One major complicating factor today is fentanyl. Much of the street heroin supply now contains fentanyl, which is far more potent and has a shorter duration of action. People using fentanyl-laced heroin often develop higher tolerance levels and may use more frequently. This can alter the withdrawal timeline in unpredictable ways and has been linked to higher rates of complications when starting certain medications for treatment.

For comparison, methadone (a longer-acting opioid sometimes used in treatment) has a half-life of 15 to 55 hours, so withdrawal from methadone doesn’t start until 36 to 48 hours after the last dose and can stretch out over 3 to 6 weeks. The shorter the drug’s action, the faster withdrawal hits but the sooner it’s over.

What Acute Withdrawal Feels Like

The physical symptoms get the most attention, but the psychological experience is just as significant. Intense anxiety, irritability, and a powerful craving to use again dominate the first few days. Many people describe a deep sense of dread or hopelessness that makes the physical symptoms feel even worse than they are.

Physically, it’s often compared to a severe stomach flu combined with the worst body aches you’ve ever had. Your body temperature swings between sweating and chills. Pupils dilate. Your legs may feel restless or crampy in a way that makes it impossible to get comfortable. While heroin withdrawal is rarely life-threatening on its own (unlike alcohol or benzodiazepine withdrawal), the dehydration from vomiting and diarrhea can become dangerous if not managed, and the sheer misery of it drives many people back to using before the worst passes.

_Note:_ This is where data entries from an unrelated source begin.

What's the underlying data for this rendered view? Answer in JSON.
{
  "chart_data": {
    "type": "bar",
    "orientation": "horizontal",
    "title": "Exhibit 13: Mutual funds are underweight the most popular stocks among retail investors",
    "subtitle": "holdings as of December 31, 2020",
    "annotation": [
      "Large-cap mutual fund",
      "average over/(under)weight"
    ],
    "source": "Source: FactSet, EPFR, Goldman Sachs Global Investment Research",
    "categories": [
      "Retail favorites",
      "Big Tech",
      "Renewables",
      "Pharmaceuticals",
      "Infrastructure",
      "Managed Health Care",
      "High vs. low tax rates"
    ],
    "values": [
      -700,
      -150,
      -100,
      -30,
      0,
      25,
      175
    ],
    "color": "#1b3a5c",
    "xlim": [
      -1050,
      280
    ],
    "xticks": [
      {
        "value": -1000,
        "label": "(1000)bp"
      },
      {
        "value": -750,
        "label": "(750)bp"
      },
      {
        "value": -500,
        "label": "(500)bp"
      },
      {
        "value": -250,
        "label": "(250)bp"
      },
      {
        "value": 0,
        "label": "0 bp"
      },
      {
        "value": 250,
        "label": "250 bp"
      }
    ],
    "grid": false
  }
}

What Happens After Acute Withdrawal

Once the acute phase ends around day 5 to 10, a second, subtler phase often follows. Known as post-acute withdrawal syndrome, this involves psychological and mood-related symptoms that can persist for months and, in some cases, over a year. The most common lingering symptoms include sleep disruption, anxiety, depression, difficulty concentrating, and irritability. These symptoms tend to fluctuate, coming in waves rather than staying constant, and gradually lessen over time.

The craving to use heroin again can last far longer than any physical symptom. This extended psychological withdrawal is one of the biggest drivers of relapse, which is why treatment guidelines strongly recommend medication-assisted approaches over simply stopping use abruptly. Medications used in treatment work by either activating the same brain receptors at a controlled, steady level or by blocking the effects of opioids if a person does use again. Timing matters with these medications: some need to be started only after withdrawal symptoms are clearly underway, because starting too early can actually trigger a sudden, intense withdrawal episode.

Recognizing the First Signs

If you’re trying to gauge whether withdrawal has started, the earliest reliable signs are yawning, tearing eyes, a runny nose, and restlessness. These might seem minor, but in the context of opioid dependence, they signal that the brain is beginning to react to the absence of the drug. Goosebumps and sweating follow shortly after. Once nausea and muscle aches set in, withdrawal is clearly underway.

Clinicians use a standardized scoring system called the Clinical Opiate Withdrawal Scale to rate severity: scores of 5 to 12 indicate mild withdrawal, 13 to 24 moderate, 25 to 36 moderately severe, and above 36 severe. You don’t need to score yourself, but knowing that withdrawal exists on a spectrum can help set expectations. Not everyone hits severe levels, and the intensity you experience depends on the same factors that influence timing: duration of use, amount used, and the specific substances involved.